Preaching on Romans 7:7-25
Listen to the sermon that accompanies this post
I think it’s safe to say that most of us are not the biggest fans of rules.
I see this as I drive down I-15 everyday. The lines that are supposed to keep each car safely in its own lane seem to rarely accomplish that purpose. The standard “two hands on the wheel, at ten and two, have now been replaced by the cell phone in one hand, breakfast in the other, and the knees are now steering the car. Speed limit signs – well let’s just be honest, they are optional at best.
Why do we have such an extreme aversion to obeying the laws? Why don’t we understand or care that those rules, or in the traffic example – these laws, are actually intended for our well being and safety?
This is the issue Paul addresses here in Romans 7:7-25. He begins be comparing the law to sin and immediately gives a personal example of how the law taught him about his own sinfulness as he would covet (v.7). Paul then goes on to describe how the law actually is a good thing! The law is actually the holy, righteous standard that God has set for us to know how we ought to order our lives (v.12).
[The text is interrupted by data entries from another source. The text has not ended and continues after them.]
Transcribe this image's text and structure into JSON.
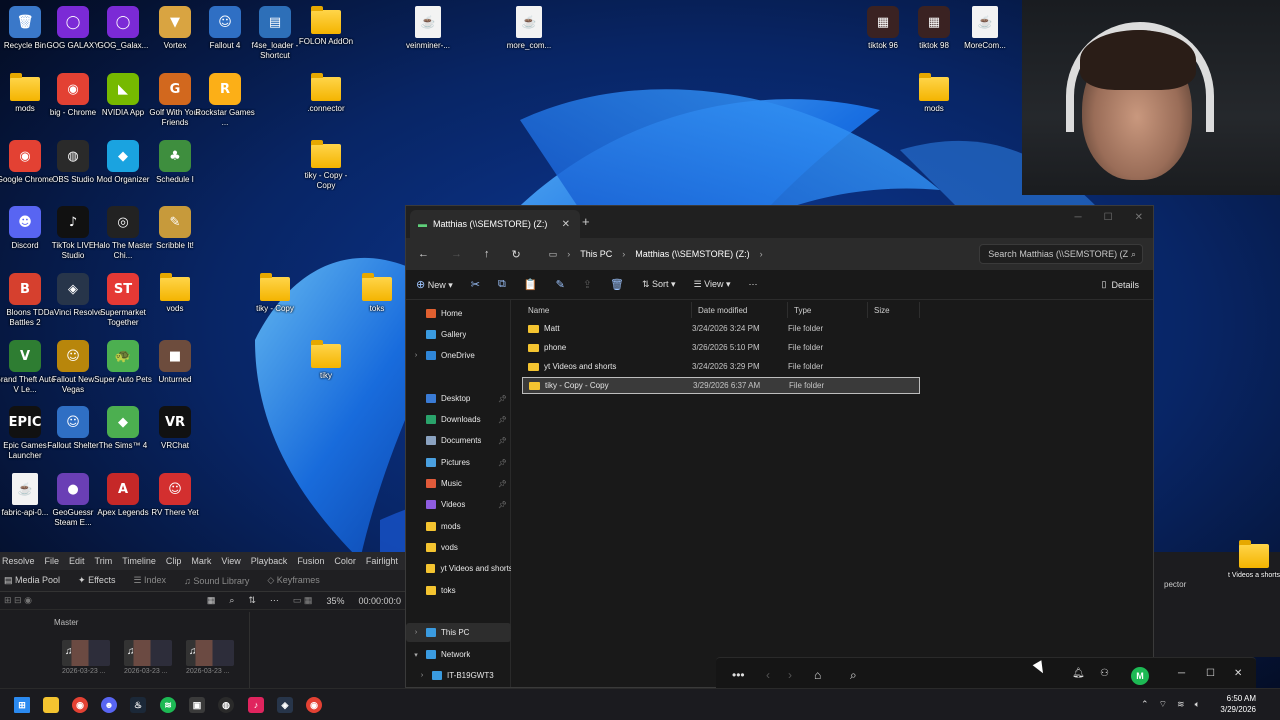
{
  "desktop": {
    "icons": [
      {
        "label": "Recycle Bin",
        "glyph": "🗑",
        "color": "#3a78c9"
      },
      {
        "label": "GOG GALAXY",
        "glyph": "◯",
        "color": "#7b2ad6"
      },
      {
        "label": "GOG_Galax...",
        "glyph": "◯",
        "color": "#7b2ad6"
      },
      {
        "label": "Vortex",
        "glyph": "▼",
        "color": "#d9a441"
      },
      {
        "label": "Fallout 4",
        "glyph": "☺",
        "color": "#2f6fc4"
      },
      {
        "label": "f4se_loader - Shortcut",
        "glyph": "▤",
        "color": "#2d6fb8"
      },
      {
        "label": "FOLON AddOn",
        "glyph": "folder",
        "color": "#f4b400"
      },
      {
        "label": "veinminer-...",
        "glyph": "java",
        "color": "#f3f3f3"
      },
      {
        "label": "more_com...",
        "glyph": "java",
        "color": "#f3f3f3"
      },
      {
        "label": "tiktok 96",
        "glyph": "▦",
        "color": "#3a2222"
      },
      {
        "label": "tiktok 98",
        "glyph": "▦",
        "color": "#3a2222"
      },
      {
        "label": "MoreCom...",
        "glyph": "java",
        "color": "#f3f3f3"
      },
      {
        "label": "mods",
        "glyph": "folder",
        "color": "#f4b400"
      },
      {
        "label": "big - Chrome",
        "glyph": "◉",
        "color": "#e34133"
      },
      {
        "label": "NVIDIA App",
        "glyph": "◣",
        "color": "#76b900"
      },
      {
        "label": "Golf With Your Friends",
        "glyph": "G",
        "color": "#d2681e"
      },
      {
        "label": "Rockstar Games ...",
        "glyph": "R",
        "color": "#fcaf17"
      },
      {
        "label": ".connector",
        "glyph": "folder",
        "color": "#f4b400"
      },
      {
        "label": "mods",
        "glyph": "folder",
        "color": "#f4b400"
      },
      {
        "label": "Google Chrome",
        "glyph": "◉",
        "color": "#e34133"
      },
      {
        "label": "OBS Studio",
        "glyph": "◍",
        "color": "#2a2a2a"
      },
      {
        "label": "Mod Organizer",
        "glyph": "◆",
        "color": "#1aa3e0"
      },
      {
        "label": "Schedule I",
        "glyph": "♣",
        "color": "#3e8e3e"
      },
      {
        "label": "tiky - Copy - Copy",
        "glyph": "folder",
        "color": "#f4b400"
      },
      {
        "label": "Discord",
        "glyph": "☻",
        "color": "#5865f2"
      },
      {
        "label": "TikTok LIVE Studio",
        "glyph": "♪",
        "color": "#111111"
      },
      {
        "label": "Halo The Master Chi...",
        "glyph": "◎",
        "color": "#222222"
      },
      {
        "label": "Scribble It!",
        "glyph": "✎",
        "color": "#c79a3b"
      },
      {
        "label": "tiky - Copy",
        "glyph": "folder",
        "color": "#f4b400"
      },
      {
        "label": "toks",
        "glyph": "folder",
        "color": "#f4b400"
      },
      {
        "label": "Bloons TD Battles 2",
        "glyph": "B",
        "color": "#d6402e"
      },
      {
        "label": "DaVinci Resolve",
        "glyph": "◈",
        "color": "#27354a"
      },
      {
        "label": "Supermarket Together",
        "glyph": "ST",
        "color": "#e53935"
      },
      {
        "label": "vods",
        "glyph": "folder",
        "color": "#f4b400"
      },
      {
        "label": "tiky",
        "glyph": "folder",
        "color": "#f4b400"
      },
      {
        "label": "Grand Theft Auto V Le...",
        "glyph": "V",
        "color": "#2e7d32"
      },
      {
        "label": "Fallout New Vegas",
        "glyph": "☺",
        "color": "#b8860b"
      },
      {
        "label": "Super Auto Pets",
        "glyph": "🐢",
        "color": "#4caf50"
      },
      {
        "label": "Unturned",
        "glyph": "■",
        "color": "#6d4c3d"
      },
      {
        "label": "Epic Games Launcher",
        "glyph": "EPIC",
        "color": "#111111"
      },
      {
        "label": "Fallout Shelter",
        "glyph": "☺",
        "color": "#2f6fc4"
      },
      {
        "label": "The Sims™ 4",
        "glyph": "◆",
        "color": "#4caf50"
      },
      {
        "label": "VRChat",
        "glyph": "VR",
        "color": "#111111"
      },
      {
        "label": "fabric-api-0...",
        "glyph": "java",
        "color": "#f3f3f3"
      },
      {
        "label": "GeoGuessr Steam E...",
        "glyph": "●",
        "color": "#6a3fb5"
      },
      {
        "label": "Apex Legends",
        "glyph": "A",
        "color": "#c62828"
      },
      {
        "label": "RV There Yet",
        "glyph": "☺",
        "color": "#d32f2f"
      }
    ]
  },
  "resolve": {
    "menu": [
      "Resolve",
      "File",
      "Edit",
      "Trim",
      "Timeline",
      "Clip",
      "Mark",
      "View",
      "Playback",
      "Fusion",
      "Color",
      "Fairlight"
    ],
    "toolbar": {
      "media_pool": "Media Pool",
      "effects": "Effects",
      "index": "Index",
      "sound_library": "Sound Library",
      "keyframes": "Keyframes"
    },
    "zoom": "35%",
    "timecode": "00:00:00:0",
    "master_label": "Master",
    "clips": [
      "2026-03-23 ...",
      "2026-03-23 ...",
      "2026-03-23 ..."
    ]
  },
  "explorer": {
    "tab_title": "Matthias (\\\\SEMSTORE) (Z:)",
    "breadcrumbs": [
      "This PC",
      "Matthias (\\\\SEMSTORE) (Z:)"
    ],
    "search_placeholder": "Search Matthias (\\\\SEMSTORE) (Z:)",
    "commands": {
      "new": "New",
      "sort": "Sort",
      "view": "View",
      "details": "Details"
    },
    "nav": [
      {
        "label": "Home",
        "icon": "home-icon",
        "color": "#e06030",
        "pinned": false,
        "expand": false
      },
      {
        "label": "Gallery",
        "icon": "gallery-icon",
        "color": "#3a9be0",
        "pinned": false,
        "expand": false
      },
      {
        "label": "OneDrive",
        "icon": "cloud-icon",
        "color": "#2f86d8",
        "pinned": false,
        "expand": true
      },
      {
        "label": "Desktop",
        "icon": "desktop-icon",
        "color": "#3a7bd5",
        "pinned": true,
        "expand": false
      },
      {
        "label": "Downloads",
        "icon": "download-icon",
        "color": "#2aa36b",
        "pinned": true,
        "expand": false
      },
      {
        "label": "Documents",
        "icon": "document-icon",
        "color": "#8aa2c0",
        "pinned": true,
        "expand": false
      },
      {
        "label": "Pictures",
        "icon": "pictures-icon",
        "color": "#4aa0e0",
        "pinned": true,
        "expand": false
      },
      {
        "label": "Music",
        "icon": "music-icon",
        "color": "#e05a3a",
        "pinned": true,
        "expand": false
      },
      {
        "label": "Videos",
        "icon": "videos-icon",
        "color": "#8e5ce0",
        "pinned": true,
        "expand": false
      },
      {
        "label": "mods",
        "icon": "folder-icon",
        "color": "#f4c430",
        "pinned": false,
        "expand": false
      },
      {
        "label": "vods",
        "icon": "folder-icon",
        "color": "#f4c430",
        "pinned": false,
        "expand": false
      },
      {
        "label": "yt Videos and shorts",
        "icon": "folder-icon",
        "color": "#f4c430",
        "pinned": false,
        "expand": false
      },
      {
        "label": "toks",
        "icon": "folder-icon",
        "color": "#f4c430",
        "pinned": false,
        "expand": false
      },
      {
        "label": "This PC",
        "icon": "pc-icon",
        "color": "#3a9be0",
        "pinned": false,
        "expand": true
      },
      {
        "label": "Network",
        "icon": "network-icon",
        "color": "#3a9be0",
        "pinned": false,
        "expand": true
      },
      {
        "label": "IT-B19GWT3",
        "icon": "monitor-icon",
        "color": "#3a9be0",
        "pinned": false,
        "expand": true
      }
    ],
    "columns": {
      "name": "Name",
      "date": "Date modified",
      "type": "Type",
      "size": "Size"
    },
    "files": [
      {
        "name": "Matt",
        "date": "3/24/2026 3:24 PM",
        "type": "File folder"
      },
      {
        "name": "phone",
        "date": "3/26/2026 5:10 PM",
        "type": "File folder"
      },
      {
        "name": "yt Videos and shorts",
        "date": "3/24/2026 3:29 PM",
        "type": "File folder"
      },
      {
        "name": "tiky - Copy - Copy",
        "date": "3/29/2026 6:37 AM",
        "type": "File folder"
      }
    ],
    "selected_file_index": 3
  },
  "right_remnants": {
    "label1": "pector",
    "folder_label": "t Videos a shorts"
  },
  "floatbar": {
    "avatar_letter": "M"
  },
  "taskbar": {
    "time": "6:50 AM",
    "date": "3/29/2026"
  }
}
In reality, the law is actually God’s gracious way of showing us our faults, weaknesses, and ultimately our brokenness because of sin. Our sin nature is actually the problem, not the law (v.13).
Jesus knew that people in his day were confused about the purposes of the law as well, so he addressed it in the Sermon on the Mount in Matthew 5:17. Jesus was trying to help his audience understand that everything he was saying was actually directly in line with the law they had grown up hearing and his teachings were the completion of the purposes of the law.
I think our biggest struggle with a text like this is being willing to admit that at the end of the day we think we know best. As humans, we get into the mindset that we’re pretty smart and therefore we don’t need to follow all the rules or heed all the warnings, because “we’ve got this”. I know myself well enough to know that I do this as well.
Paul also mentions that this is a battle we will not defeat overnight – but in actuality it’s a battle we will fight most of our lives (16-20). It’s somewhat encouraging knowing that even Paul struggled with this!
My encouragement to you is to wrestle with the root problems of your own personal rebellion to God’s rule and reign in your life.
Do we trust the heart and character of God enough to live under the authority of His Law?
Do we believe that His way is actually the best way to live this life?
Do we let the Word critique us or do we try to critique the Word?
What’s wrong with that approach to Scripture?